What Is an Emotional Support Animal (ESA)?
An emotional support animal, sometimes referred to as a companion animal, provides relief from certain mental health conditions and disabilities with their presence. ESAs are not trained to help with specific disability-related tasks, and they are granted different federal and state-level protections because of this.
You can expect your emotional support animal to be granted housing protections by the Fair Housing Act, which will excuse you from paying any pet fees, pet security deposits, or adhering to pet-related restrictions around your apartment or home.
Are There Breed Restrictions for ESAs?
Any animal can be an ESA, including animals that aren’t dogs or cats. As long as you can reasonably care for your emotional support animal within your housing unit and you have a letter attesting to your need for an emotional support animal, you will be able to take advantage of federal housing protections.

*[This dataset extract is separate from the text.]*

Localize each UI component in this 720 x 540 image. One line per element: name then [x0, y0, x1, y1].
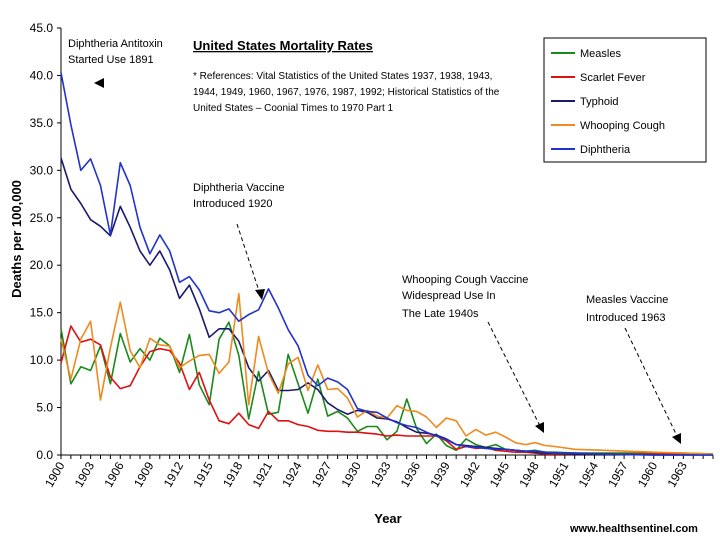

There are no breed restrictions for ESAs, and pitbulls can become emotional support animals. It’s especially helpful for pitbull owners who depend on their ESA dog for support and comfort to receive an official letter from a licensed mental healthcare provider; pitbulls are often the subject of breed restrictions in housing units, and having an officially registered ESA can ensure you keep your dog by your side no matter what.
How Can I Make My Pitbull an ESA?
If you want to make your pitbull an emotional support animal, you will need to meet with a licensed mental healthcare provider in your state. Your provider will be able to speak with you about your condition and symptoms, and if you are found to be eligible for an emotional support animal, they will draft you a letter stating this need. You can then show the letter to landlords or rental agencies to prove your need for an ESA and take advantage of your fair housing rights.
It’s important to be wary of scams and websites that offer templated ESA letters, as these will likely not qualify you for emotional support animal accommodations. Your ESA letter must be written by a licensed mental healthcare provider in your state for it to be considered legitimate.
When Your ESA Might Be Denied
After you have your pitbull registered as an emotional support animal, it’s important to keep in mind that there are still some situations in which your ESA might be denied by a landlord. Typically, your ESA will be denied because:
- Your dog is dangerous, out of control, or aggressive
- Your dog is destructive and creating problems on a property
- Your dog is unable to be accommodated in your chosen housing unit, such as the unit being too small for your ESA
In most cases, well-behaved and trained animals must be granted emotional support animal accommodations, regardless of any breed or pet restrictions a landlord or rental agency has in place. If you believe you have been unfairly denied, you may need to consult the Fair Housing Act or meet with a lawyer to explore your options.
Keeping Your ESA Pitbull at Your Side
Emotional support animals are important for many people, and if you have a pitbull that supports you, comforts you, or otherwise relieves symptoms of a mental health condition or disability, you may want to officially register them as an ESA. When your pitbull is a legitimate ESA, they will be exempt from breed restrictions and pet fees, and they will easily be able to stay by your side no matter which housing unit you are in.